On retrouve dans cet album certaines des caractéristiques graphiques des albums précédents : un sens du raccourci venu de la caricature, marqué par une capacité expressionniste qui n’altère en rien la crédibilité et la cohérence de l’ensemble. S’appuyant sur sa maîtrise technique et sa capacité à varier les moyens stylistiques, Li Kunwu joue des registres pour amplifier les effets : réalisme pour la reproduction des photographiques du début du siècle, référence emphatique au dessin de propagande pour exprimer les moments d’émotion intense, trait cursif pour la narration quotidienne, caricature frisant le baroque pour saisir une expression outrée ; le registre semble infini.

Multipliant les audaces graphiques, l’auteur fait preuve d’une maestria formelle efficace notamment avec la très belle scène de nuit du premier chapitre, ou les angles de vue peu usités, en contre-plongée avec un pont comme suspendu dans le ciel page 59 ou en surplomb pages 28 à 31.

Avec cet album, Li Kunwu semble donc atteindre une nouvelle dimension esthétique, comme si l’auteur avait pris conscience de la portée de son art et de l’utilité de son nouveau statut d’artiste de niveau international.
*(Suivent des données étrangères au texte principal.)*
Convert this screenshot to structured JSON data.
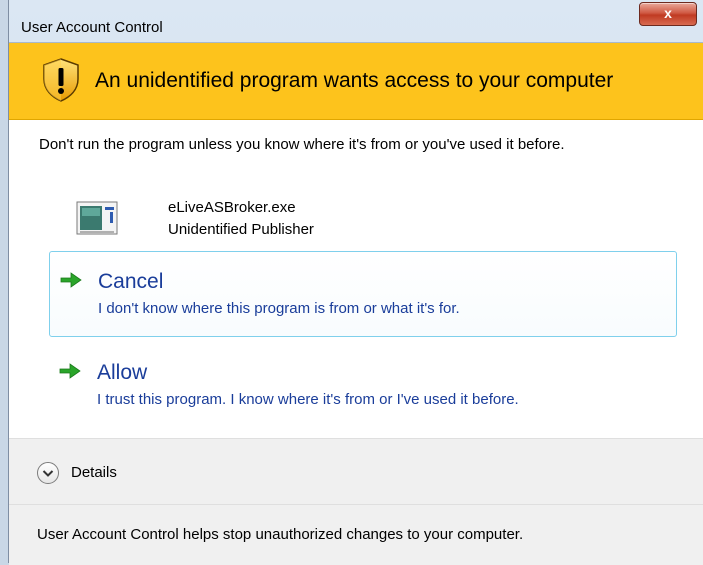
{
  "window": {
    "title": "User Account Control",
    "close_label": "x"
  },
  "header": {
    "icon": "shield-warning-icon",
    "title": "An unidentified program wants access to your computer",
    "background": "#fdc31c"
  },
  "message": "Don't run the program unless you know where it's from or you've used it before.",
  "program": {
    "name": "eLiveASBroker.exe",
    "publisher": "Unidentified Publisher",
    "icon": "application-icon"
  },
  "options": [
    {
      "title": "Cancel",
      "description": "I don't know where this program is from or what it's for.",
      "icon": "green-arrow-icon"
    },
    {
      "title": "Allow",
      "description": "I trust this program. I know where it's from or I've used it before.",
      "icon": "green-arrow-icon"
    }
  ],
  "details": {
    "label": "Details",
    "icon": "chevron-down-icon"
  },
  "footer": {
    "text": "User Account Control helps stop unauthorized changes to your computer."
  },
  "colors": {
    "accent_link": "#1a3d9a",
    "arrow_green": "#2aa52a",
    "cancel_border": "#7fd0ec"
  }
}
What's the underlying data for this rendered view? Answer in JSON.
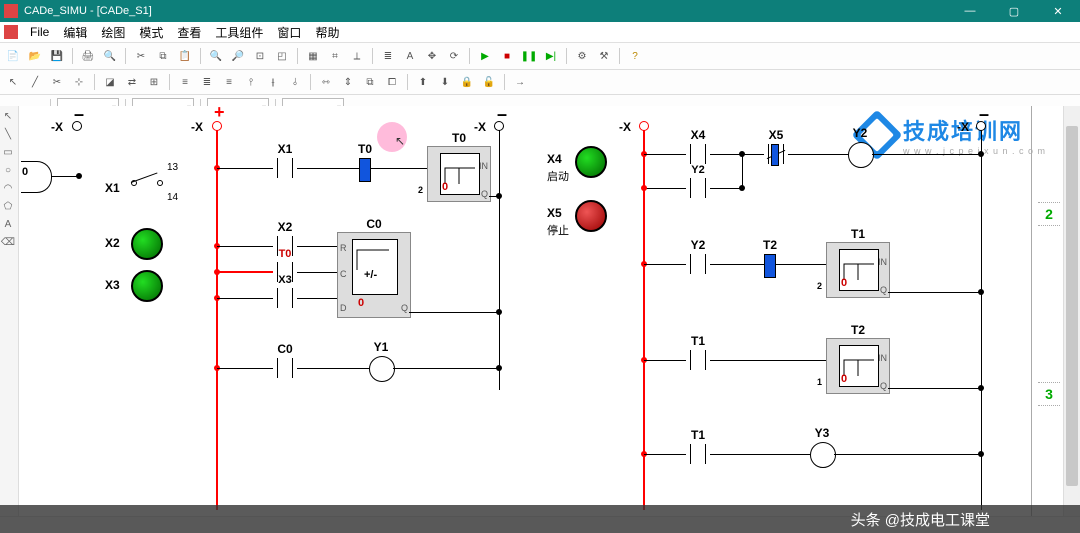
{
  "title": "CADe_SIMU - [CADe_S1]",
  "menu": {
    "file": "File",
    "edit": "编辑",
    "draw": "绘图",
    "mode": "模式",
    "view": "查看",
    "tools": "工具组件",
    "window": "窗口",
    "help": "帮助"
  },
  "logo": {
    "line1": "技成培训网",
    "line2": "w w w . j c p e i x u n . c o m"
  },
  "footer": "头条 @技成电工课堂",
  "gutter": {
    "n2": "2",
    "n3": "3"
  },
  "rails": {
    "neg": "–",
    "xr": "-X",
    "xr2": "-X",
    "xr3": "-X",
    "xr4": "-X",
    "plus": "+"
  },
  "inputs": {
    "x1": "X1",
    "x2": "X2",
    "x3": "X3",
    "x4": "X4",
    "x4sub": "启动",
    "x5": "X5",
    "x5sub": "停止"
  },
  "labels": {
    "x1b": "X1",
    "t0": "T0",
    "t0b": "T0",
    "x2": "X2",
    "c0": "C0",
    "t0c": "T0",
    "x3b": "X3",
    "c0b": "C0",
    "y1": "Y1",
    "x4": "X4",
    "x5": "X5",
    "y2": "Y2",
    "y2b": "Y2",
    "y2c": "Y2",
    "t2": "T2",
    "t1": "T1",
    "t1b": "T1",
    "t2b": "T2",
    "t1c": "T1",
    "y3": "Y3"
  },
  "fb": {
    "t0": {
      "title": "T0",
      "in": "IN",
      "q": "Q",
      "pre": "2",
      "val": "0"
    },
    "c0": {
      "title": "C0",
      "r": "R",
      "c": "C",
      "d": "D",
      "q": "Q",
      "sym": "+/-",
      "val": "0"
    },
    "t1": {
      "title": "T1",
      "in": "IN",
      "q": "Q",
      "pre": "2",
      "val": "0"
    },
    "t2": {
      "title": "T2",
      "in": "IN",
      "q": "Q",
      "pre": "1",
      "val": "0"
    }
  },
  "sw": {
    "l1": "13",
    "l2": "14"
  },
  "zero": "0"
}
Il dépasse ici la dimension du seul récit (qui constituait l’ossature d’« Une vie chinoise »), aussi bien mené soit-il, et semble ne plus vouloir se contenter d’un simple témoignage (prédominant dans « Les Pieds bandés ») : il en arrive ainsi à jouer un rôle dans la prise de décision à travers la politique éditoriale de son journal. D’abord sujet (« Une vie chinoise »), puis témoin (« Les Pieds bandés »), l’artiste journaliste devient à présent acteur social au plein sens du terme. Si le projet narratif, mené avec toutes les ressources scénaristiques de l’enquête, demeure proprement informatif — témoignant par la même que la bande dessinée se prête particulièrement bien au genre journalistique —, Li Lunwu se définit dorénavant comme un témoin privilégié de l’histoire chinoise et un conservateur d’une mémoire collective menacée par la globalisation.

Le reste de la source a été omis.